Statuant à nouveau, infirmant et réformant la décision attaquée,
A titre liminaire,
- constater et juger la prescription des intérêts antérieurs au 7 mai 2007 pour le Crédit Agricole et au 6 juillet 2007 pour la Société Générale,
- constater et juger la prescription des intérêts postérieurs au 05 juillet 2006 pour le Crédit Agricole et la Société Générale, au titre des condamnations judiciaires intervenues solidairement à l'encontre de M. et Mme [G],
- constater et juger que la Société générale est prescrite à agir au titre prêt immobilier,
A titre principal,
Sur la demande de délais,
- ordonner des délais de paiement à son profit pour une période de deux ans,
- ordonner la réduction des intérêts au taux légal,
- ordonner l'imputation des paiements en priorité sur le capital,
Sur les décomptes,
- liquider la créance de la Société Générale à un trop perçu de 53 192,20 euros, outre 227 149,04 euros outre 152,45 euros et condamner la Société Générale à lui verser cette somme,
- donner injonction à la Société Générale ainsi qu'au Crédit Agricole d'avoir à produire des décomptes rectifiés, tant en principal eu égard notamment aux prescriptions applicables et aux sommes indûment perçues par les banques, qu'au titre des intérêts au regard des contestations ci-avant exposées,
En tout état de cause,
- condamner la Société Générale et le Crédit Agricole Nord de France à lui payer, chacun au titre de l'article 700 du code de procédure civile la somme de 3 000 euros ainsi qu'aux entiers dépens.
Aux termes de ses dernières conclusions notifiées le 4 novembre 2022, la SA Société Générale demande à la cour de :
-ordonner le rabat de l'ordonnance de clôture,
- confirmer le jugement,
A titre de rappel,
- se déclarer incompétent pour connaître du prêt immobilier et notarié du 29 juillet 1994 au profit du tribunal judiciaire de Valenciennes déjà saisi,
- se déclarer incompétent pour connaître du supposé indu au profit du tribunal judiciaire de Valenciennes déjà saisi,
En tout état de cause,
- débouter Mme [Z], épouse [G], de toutes ses demandes,
- la condamner à payer à la Société Générale la somme de 3 500 euros au titre de l'article 700 du code de procédure civile et les frais et dépens.
En application de l'article 455 du code de procédure civile, il convient de se reporter aux dernières conclusions pour un exposé détaillé de ses prétentions et moyens.
La SA Caisse Régionale de Crédit Agricole Mutuel Nord de France n'a pas conclu et a indiqué s'approprier les motifs du jugement de première instance conformément à 954 du code de procédure civile.

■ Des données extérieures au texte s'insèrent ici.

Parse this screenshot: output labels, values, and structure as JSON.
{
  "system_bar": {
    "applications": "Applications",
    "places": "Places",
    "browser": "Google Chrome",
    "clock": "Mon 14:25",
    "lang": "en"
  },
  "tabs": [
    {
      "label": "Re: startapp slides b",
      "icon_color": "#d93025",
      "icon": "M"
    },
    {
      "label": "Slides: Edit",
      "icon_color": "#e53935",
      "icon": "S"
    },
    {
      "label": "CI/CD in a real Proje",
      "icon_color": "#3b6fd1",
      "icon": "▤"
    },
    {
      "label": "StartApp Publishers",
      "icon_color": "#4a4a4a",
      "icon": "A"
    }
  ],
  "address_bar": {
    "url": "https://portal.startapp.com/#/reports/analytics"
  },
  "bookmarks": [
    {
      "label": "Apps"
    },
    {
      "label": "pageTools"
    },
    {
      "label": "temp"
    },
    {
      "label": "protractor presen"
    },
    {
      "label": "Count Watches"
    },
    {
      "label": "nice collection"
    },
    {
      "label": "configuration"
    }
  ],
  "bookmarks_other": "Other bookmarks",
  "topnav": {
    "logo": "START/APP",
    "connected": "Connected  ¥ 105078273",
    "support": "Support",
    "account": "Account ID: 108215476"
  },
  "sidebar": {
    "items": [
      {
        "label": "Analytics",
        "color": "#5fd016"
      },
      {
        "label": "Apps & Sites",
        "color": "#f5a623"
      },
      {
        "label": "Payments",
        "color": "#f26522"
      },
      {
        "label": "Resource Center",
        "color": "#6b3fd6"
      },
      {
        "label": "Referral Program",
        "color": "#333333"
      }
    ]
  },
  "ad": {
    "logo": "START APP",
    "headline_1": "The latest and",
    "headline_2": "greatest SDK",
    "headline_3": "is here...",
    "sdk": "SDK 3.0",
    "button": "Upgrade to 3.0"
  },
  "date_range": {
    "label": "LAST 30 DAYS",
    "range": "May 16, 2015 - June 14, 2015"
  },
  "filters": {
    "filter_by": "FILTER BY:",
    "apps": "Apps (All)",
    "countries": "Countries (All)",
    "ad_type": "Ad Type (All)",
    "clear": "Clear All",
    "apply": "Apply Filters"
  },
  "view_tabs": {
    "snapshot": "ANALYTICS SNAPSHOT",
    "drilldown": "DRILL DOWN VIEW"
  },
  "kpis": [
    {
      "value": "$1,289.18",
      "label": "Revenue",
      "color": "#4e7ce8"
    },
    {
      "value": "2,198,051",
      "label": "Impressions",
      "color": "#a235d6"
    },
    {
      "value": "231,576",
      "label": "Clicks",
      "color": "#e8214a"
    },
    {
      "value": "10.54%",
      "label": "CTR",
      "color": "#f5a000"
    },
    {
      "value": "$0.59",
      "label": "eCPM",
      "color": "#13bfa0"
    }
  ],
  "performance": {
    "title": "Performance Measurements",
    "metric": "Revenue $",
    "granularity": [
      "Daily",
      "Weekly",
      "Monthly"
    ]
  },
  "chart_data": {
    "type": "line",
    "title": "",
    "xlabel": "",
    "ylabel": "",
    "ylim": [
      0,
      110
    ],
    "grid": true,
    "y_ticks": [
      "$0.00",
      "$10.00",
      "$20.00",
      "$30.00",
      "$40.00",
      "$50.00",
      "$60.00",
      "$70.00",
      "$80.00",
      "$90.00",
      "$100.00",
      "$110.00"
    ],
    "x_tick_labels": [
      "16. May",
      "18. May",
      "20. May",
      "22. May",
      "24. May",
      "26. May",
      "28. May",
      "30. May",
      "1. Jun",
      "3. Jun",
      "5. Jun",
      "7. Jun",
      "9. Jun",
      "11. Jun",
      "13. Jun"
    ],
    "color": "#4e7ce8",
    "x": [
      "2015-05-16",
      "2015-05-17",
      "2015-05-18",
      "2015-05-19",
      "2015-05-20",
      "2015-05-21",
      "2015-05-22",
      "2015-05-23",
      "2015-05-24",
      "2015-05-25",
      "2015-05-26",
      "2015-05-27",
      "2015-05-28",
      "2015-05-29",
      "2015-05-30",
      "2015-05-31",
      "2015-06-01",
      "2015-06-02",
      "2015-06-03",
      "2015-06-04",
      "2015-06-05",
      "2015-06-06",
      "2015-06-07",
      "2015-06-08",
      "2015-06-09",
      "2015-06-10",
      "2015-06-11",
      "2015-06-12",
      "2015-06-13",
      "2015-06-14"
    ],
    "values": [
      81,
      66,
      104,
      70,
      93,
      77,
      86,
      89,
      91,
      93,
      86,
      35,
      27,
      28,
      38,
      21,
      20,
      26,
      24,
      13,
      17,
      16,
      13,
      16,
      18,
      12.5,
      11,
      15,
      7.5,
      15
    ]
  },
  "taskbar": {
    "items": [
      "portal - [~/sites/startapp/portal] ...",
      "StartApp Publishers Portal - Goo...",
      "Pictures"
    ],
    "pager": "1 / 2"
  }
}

En accord avec les parties, l'ordonnance de clôture a été reportée au jour des plaidoires.
MOTIFS :
- Sur le prêt immobilier solidaire souscrit le 29 juillet 1994 après de la Société Générale pour un montant de 1 463 000 francs (223 033, 14 euros),
Dans le cadre de son appel, Mme [W] [Z], épouse [G], critique le jugement entrepris en ce qu'il l'a déboutée de sa demande tendant à voir constater la Société Générale comme prescrite en son action en paiement fondée sur le prêt immobilier souscrit solidairement avec son époux le 29 juillet 1994.
Elle soutient qu'en application de l'article L213-6 du code de l'organisation judiciaire le juge de l'exécution connaît non seulement des contestations qui s'élèvent à l'occasion de l'exécution forcée, même si elles portent sur le fond du droit à moins qu'elle n'échappent à la compétence des juridictions de l'ordre judiciaire, mais également des difficultés relatives aux titres exécutoires.
Par conséquent, elle estime que le premier juge ne pouvait à juste titre considérer qu'il n'avait pas à se prononcer sur l'exigibilté de la dette, dès lors que le commandement de payer aux fins de saisie-vente délivré par la Société Générale le 19 juillet 2017 l'avait été exclusivement en exécution de l'arrêt de la cour d'appel de Douai du 25 novembre 2004 et non en exécution du prêt notarié du 29 juillet 1994.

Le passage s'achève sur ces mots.